Do index linked ETF's give dividends?

aparoid89

Active member
146 1
I have an ISA with Hargreaves and Lansdown and for the dividend yield it says N/A. Surely an ETF that tracks the FTSE 100 should pay a dividend. Does it pay the same way as a normal company where you can reinvest for a smaller commission?
 

new_trader

Legendary member
6,568 1,428
I have an ISA with Hargreaves and Lansdown and for the dividend yield it says N/A. Surely an ETF that tracks the FTSE 100 should pay a dividend. Does it pay the same way as a normal company where you can reinvest for a smaller commission?

Not all ETF's pay a dividend. Some are income ETF's (pay dividend) and some are accumulating ETF's (reinvest).

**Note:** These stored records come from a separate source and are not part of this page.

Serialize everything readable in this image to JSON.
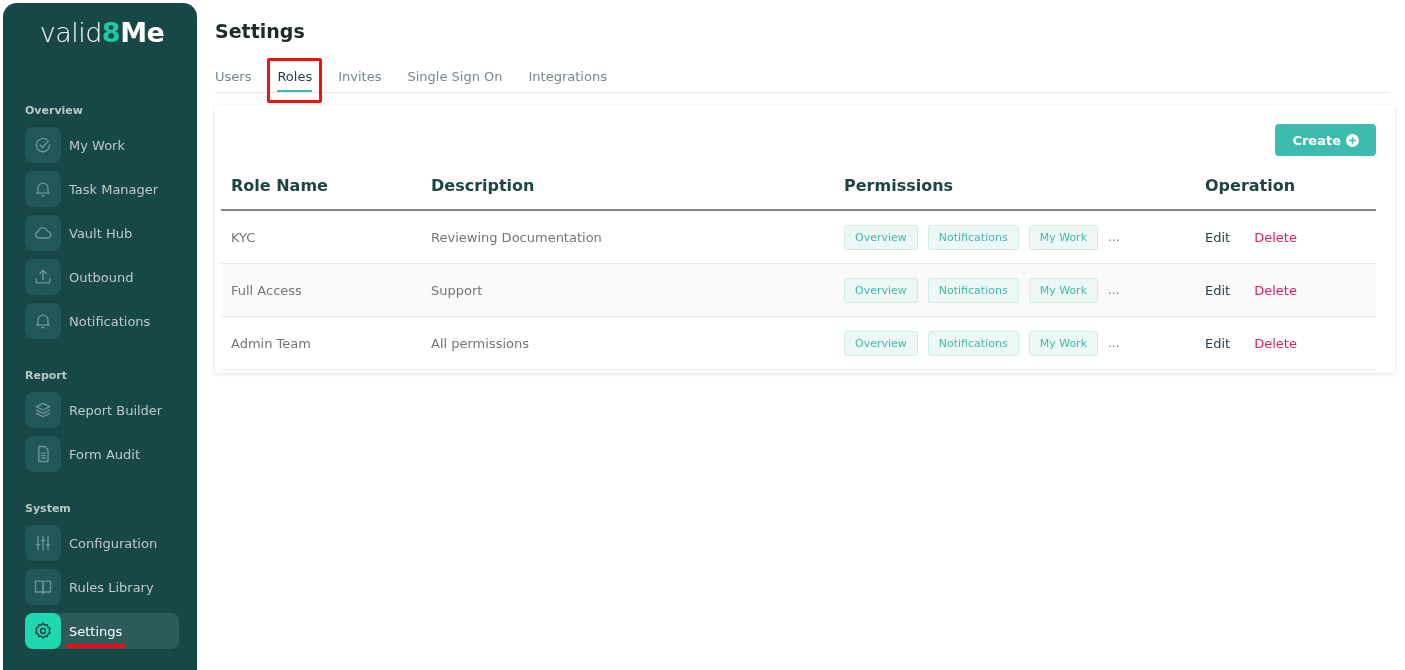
{
  "logo": {
    "parts": [
      "valid",
      "8",
      "Me"
    ]
  },
  "sidebar": {
    "sections": [
      {
        "title": "Overview",
        "items": [
          {
            "label": "My Work",
            "selected": false,
            "highlighted": false
          },
          {
            "label": "Task Manager",
            "selected": false,
            "highlighted": false
          },
          {
            "label": "Vault Hub",
            "selected": false,
            "highlighted": false
          },
          {
            "label": "Outbound",
            "selected": false,
            "highlighted": false
          },
          {
            "label": "Notifications",
            "selected": false,
            "highlighted": false
          }
        ]
      },
      {
        "title": "Report",
        "items": [
          {
            "label": "Report Builder",
            "selected": false,
            "highlighted": false
          },
          {
            "label": "Form Audit",
            "selected": false,
            "highlighted": false
          }
        ]
      },
      {
        "title": "System",
        "items": [
          {
            "label": "Configuration",
            "selected": false,
            "highlighted": false
          },
          {
            "label": "Rules Library",
            "selected": false,
            "highlighted": false
          },
          {
            "label": "Settings",
            "selected": true,
            "highlighted": true
          }
        ]
      }
    ]
  },
  "page": {
    "title": "Settings"
  },
  "tabs": [
    {
      "label": "Users",
      "selected": false,
      "highlighted": false
    },
    {
      "label": "Roles",
      "selected": true,
      "highlighted": true
    },
    {
      "label": "Invites",
      "selected": false,
      "highlighted": false
    },
    {
      "label": "Single Sign On",
      "selected": false,
      "highlighted": false
    },
    {
      "label": "Integrations",
      "selected": false,
      "highlighted": false
    }
  ],
  "create_button": {
    "label": "Create"
  },
  "table": {
    "columns": [
      "Role Name",
      "Description",
      "Permissions",
      "Operation"
    ],
    "rows": [
      {
        "role_name": "KYC",
        "description": "Reviewing Documentation",
        "permissions": [
          "Overview",
          "Notifications",
          "My Work"
        ],
        "more": "...",
        "operations": [
          "Edit",
          "Delete"
        ]
      },
      {
        "role_name": "Full Access",
        "description": "Support",
        "permissions": [
          "Overview",
          "Notifications",
          "My Work"
        ],
        "more": "...",
        "operations": [
          "Edit",
          "Delete"
        ]
      },
      {
        "role_name": "Admin Team",
        "description": "All permissions",
        "permissions": [
          "Overview",
          "Notifications",
          "My Work"
        ],
        "more": "...",
        "operations": [
          "Edit",
          "Delete"
        ]
      }
    ]
  }
}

iShares FTSE 100 UCITS ETF (Inc) (ISF) | Key Fact | iShares United Kingdom ETFs | Individual Investors

iShares FTSE 100 UCITS ETF (Acc) (CUKX) | Key Fact | iShares United Kingdom ETFs | Individual Investors

Which ETF do you have?
 

aparoid89

Active member
146 1

I don't have one right now but I was planning on getting one and then reinvesting the dividends. I guess the accumulation one would be better to avoid excess commissions. Wouldn't it be harder to know whether an index fund is over or under valued if the price was not equal to the underlying index but has to take into account the extra reinvested dividend?
 

new_trader

Legendary member
6,568 1,428
I don't have one right now but I was planning on getting one and then reinvesting the dividends. I guess the accumulation one would be better to avoid excess commissions. Wouldn't it be harder to know whether an index fund is over or under valued if the price was not equal to the underlying index but has to take into account the extra reinvested dividend?

Every index fund is going to have a tracking error of +/- a few % because of things like management fees. You are unlikely to find any passively managed index ETF that tracks the index with 100% accuracy, 100% of the time, but they get close to that. Most of the funds publish performance figures and charts so you can see whether the fund is trading at a premium or a discount.
IMO: Market timing is much more important than worrying about whether the fund is trading at a premium or discount today or tomorrow or the day after...
The important things to look for are:

1) Expense Ratio (TER) %.
2) Whether the fund is fully replicating or optimised.
3) Whether the fund is physical or synthetic.

Don’t ask what they all mean...do your own research.